The troubled insurer, American International Group (AIG), is planning to sell its two Japanese life insurance units – AIG Star Life Insurance Co. and AIG Edison Life Insurance Co. – The Wall Street Journal reported on Thursday. The combined sale could fetch proceeds of about $5 billion.
 
AIG had been mulling over the sales of its overseas businesses to pay back the bailout money to the federal reserve, which rescued AIG from collapsing in 2008. The planned divestitures will help AIG partly repay the $182.3 billion bailout money it had received from the Treasury. Repayment of the bailout money will in turn liberate the company from pay restrictions.
 
AIG had previously thought of vending these two Japanese life insurance units, but decided to hold back in an effort to stabilize their business. With improving performance of these two subsidiaries and a reviving economy, the company is mulling the sale again, on the belief that these units can now fetch a better price.
 
AIG has already made significant progress toward its plan to divest key assets and raise funds in order to pay back the federal loans. AIG sold its American Life Insurance Co. to MetLife Inc. (MET) for $15.5 billion in March 2010.
 
AIG also plans to divest its Taiwanese unit, Nan Shan Life Insurance Co. Ltd., since the global economic breakdown created an unprofitable investment environment. The $2.15 billion deal to sell its Taiwan unit is facing challenges from the Taiwanese government, which strictly prohibits Chinese investment in the country due to political reasons.

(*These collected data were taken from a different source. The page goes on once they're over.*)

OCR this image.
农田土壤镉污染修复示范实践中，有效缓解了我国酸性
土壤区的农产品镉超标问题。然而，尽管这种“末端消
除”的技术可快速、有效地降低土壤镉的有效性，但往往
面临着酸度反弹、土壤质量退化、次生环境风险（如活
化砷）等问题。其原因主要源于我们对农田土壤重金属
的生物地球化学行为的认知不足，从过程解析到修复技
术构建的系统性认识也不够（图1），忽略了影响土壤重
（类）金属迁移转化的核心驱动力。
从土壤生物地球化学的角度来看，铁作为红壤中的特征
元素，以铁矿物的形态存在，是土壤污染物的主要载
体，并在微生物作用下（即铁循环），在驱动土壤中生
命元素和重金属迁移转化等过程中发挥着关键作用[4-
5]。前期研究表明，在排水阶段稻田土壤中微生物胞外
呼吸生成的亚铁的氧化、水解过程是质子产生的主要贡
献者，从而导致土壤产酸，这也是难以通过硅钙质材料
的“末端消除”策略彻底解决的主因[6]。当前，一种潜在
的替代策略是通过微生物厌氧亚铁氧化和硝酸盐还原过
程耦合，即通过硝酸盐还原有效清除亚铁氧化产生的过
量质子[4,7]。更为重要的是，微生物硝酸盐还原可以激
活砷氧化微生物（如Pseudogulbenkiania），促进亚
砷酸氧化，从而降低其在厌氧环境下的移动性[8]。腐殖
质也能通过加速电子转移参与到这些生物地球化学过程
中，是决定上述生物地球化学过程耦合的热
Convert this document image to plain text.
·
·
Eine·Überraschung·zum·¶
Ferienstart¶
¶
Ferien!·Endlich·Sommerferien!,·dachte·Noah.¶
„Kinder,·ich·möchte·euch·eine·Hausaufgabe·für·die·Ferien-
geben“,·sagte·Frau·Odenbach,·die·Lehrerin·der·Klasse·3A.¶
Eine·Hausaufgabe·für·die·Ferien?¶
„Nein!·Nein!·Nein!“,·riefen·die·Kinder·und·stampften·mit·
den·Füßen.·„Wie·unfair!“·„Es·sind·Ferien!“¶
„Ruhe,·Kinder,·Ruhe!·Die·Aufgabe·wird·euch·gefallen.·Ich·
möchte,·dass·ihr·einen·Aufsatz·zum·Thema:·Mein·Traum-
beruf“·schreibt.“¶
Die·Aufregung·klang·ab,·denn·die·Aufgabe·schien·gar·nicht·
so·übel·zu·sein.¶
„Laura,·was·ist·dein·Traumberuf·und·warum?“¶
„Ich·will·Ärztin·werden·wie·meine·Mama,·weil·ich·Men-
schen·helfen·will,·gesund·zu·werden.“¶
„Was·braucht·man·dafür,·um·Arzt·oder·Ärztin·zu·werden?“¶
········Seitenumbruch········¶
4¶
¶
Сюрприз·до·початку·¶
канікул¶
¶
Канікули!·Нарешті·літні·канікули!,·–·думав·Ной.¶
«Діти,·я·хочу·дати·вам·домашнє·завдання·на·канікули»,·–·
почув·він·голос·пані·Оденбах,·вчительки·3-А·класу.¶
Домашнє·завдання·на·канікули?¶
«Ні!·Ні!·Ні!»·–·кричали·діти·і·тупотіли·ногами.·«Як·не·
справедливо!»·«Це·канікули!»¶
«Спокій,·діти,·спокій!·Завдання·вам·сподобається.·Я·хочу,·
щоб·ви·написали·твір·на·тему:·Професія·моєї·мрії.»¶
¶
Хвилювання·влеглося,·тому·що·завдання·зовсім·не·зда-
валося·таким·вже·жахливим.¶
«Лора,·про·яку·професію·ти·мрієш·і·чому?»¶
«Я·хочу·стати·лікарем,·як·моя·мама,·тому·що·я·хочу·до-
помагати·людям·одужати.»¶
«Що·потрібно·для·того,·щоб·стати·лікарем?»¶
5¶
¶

However, the company is hopeful of getting the regulatory approval following the lapse of the share swap contract between the Hong Kong-led consortium and Chinatrust Financial Holding on June 25.
 
The company was also in talks with Prudenial plc (PUK) to sell its Asian life-insurance unit, AIA Group. The deal, however, collapsed, as AIG was not ready to settle for the lower value offered by Prudential, believing that its Asian unit should merit a higher price. The company might get back to its earlier plan of a public offering in Asia to divest its Asian unit.
 
Based on the company’s continued focus on strengthening its overall business, rigorous efforts to pay back the bailout money, manage costs, duly recover the value of its investments allied with a recovering economic environment, we maintain an Outperform rating on the company. The quantitative Zacks Rank for AIG is currently #1 (Strong Buy), indicating the stock may likely face an upward pressure on the shares over the near term.